The country has been on a rollercoaster when it comes to government economic policy.

It is a couple of short months since Kwasi Kwarteng announced the most significant tax cutting budget in decades. The biggest tax cuts were for those earning the most.

Today, despite the same party being in power, the picture is very different.

Tax cuts have been replaced by tax rises. The priority is back on protecting those on the lowest incomes.

The highest income tax rate was supposed to be scrapped - now more people are going to be paying it.

You could be forgiven for feeling a bit dizzy at the end of this particular ride.

But are things going to be a bit calmer now? And what will it cost us?

Jeremy Hunt, who replaced Mr Kwarteng last month, wanted to do one thing above all else as chancellor: restore stability.

That's why we've heard so much about difficult decisions and balancing the books in recent days.

There will be spending squeezes in many areas.

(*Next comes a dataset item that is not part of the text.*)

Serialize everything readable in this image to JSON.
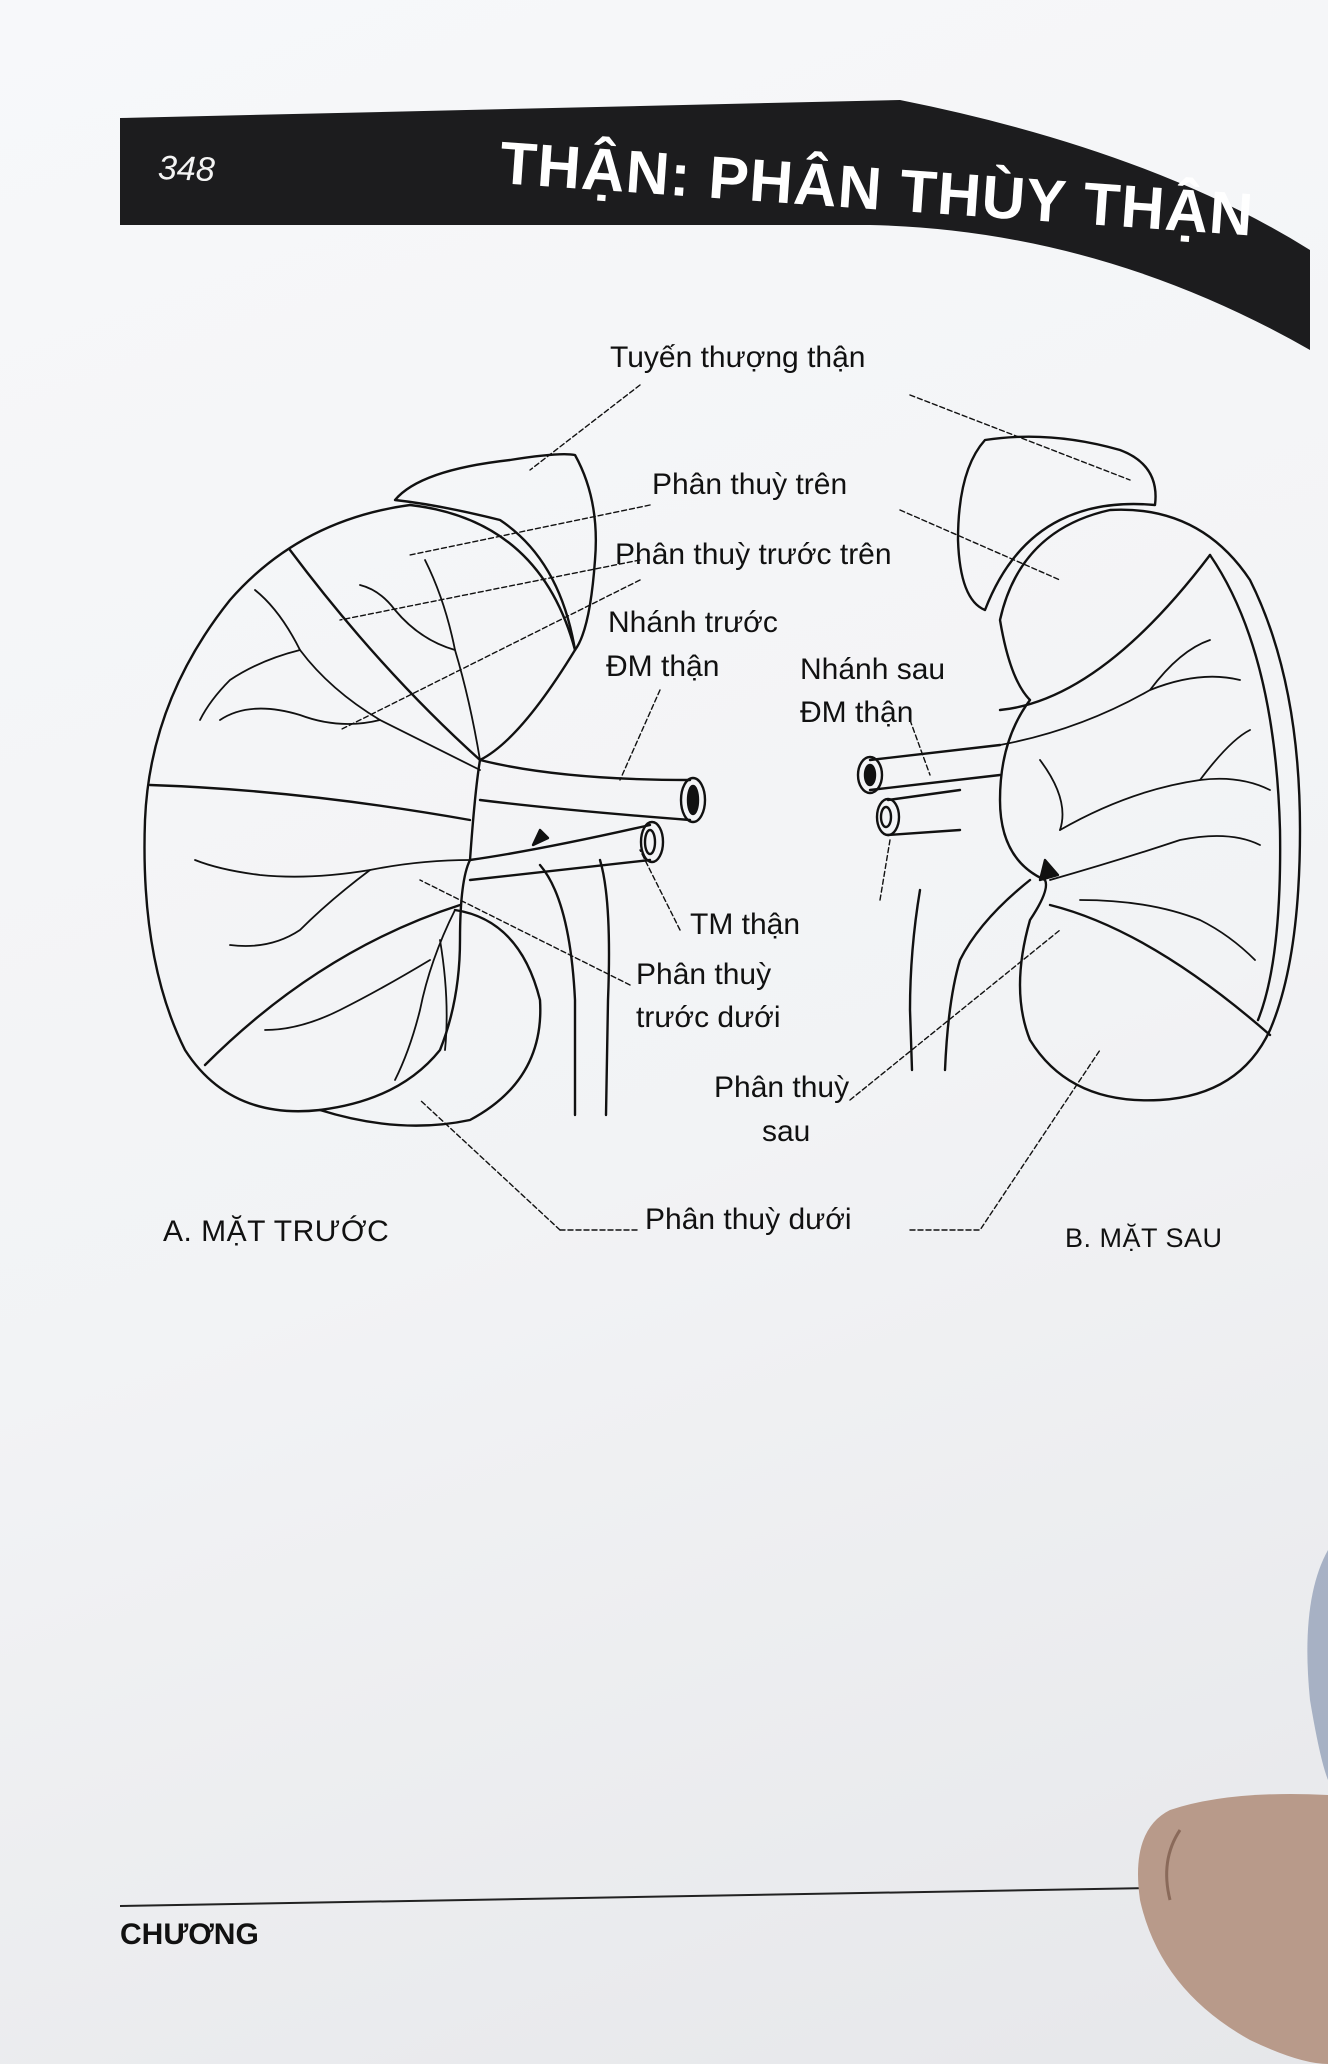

Budgets won't go up as much as thought.

That will mean hard decisions for some government departments (though maybe not as hard as they could have been and most will come after the next general election).

Tax will go up.

Freezing thresholds means pay increases in the next few years won't go as far as they would have.

The biggest burden falls on those earning more than £125,000 - the government's calculation is that people will think that's fair in tough times.

The government will continue to subsidise energy bills.

But it is cutting back on the level of support to save cash - meaning for millions of households, bills will go up hundreds of pounds from April.

The government has made political decisions to prioritise certain things: increasing pensions and benefits, increasing NHS spending and more money for schools.

It has been decided that cost of living support should be more targeted on those on lower incomes.

But what might be the most striking thing from today is how it crystalises what the economic situation means for us all.

The independent Office for Budget Responsibility figures hammer this home: household disposable incomes will fall 7%.

It will take another five years before the pound in our household pocket is back to where it was last year.

We are going to feel poorer.

Some groups in society will feel even more of a squeeze after today - with those higher energy bills and more tax eating into pay increases.

Remember the squeezed middle? People who aren't poor enough to qualify for support but aren't rich enough not to worry? We might hear more about them soon.

And that will be the backdrop to the political debate in the run up to the next general election.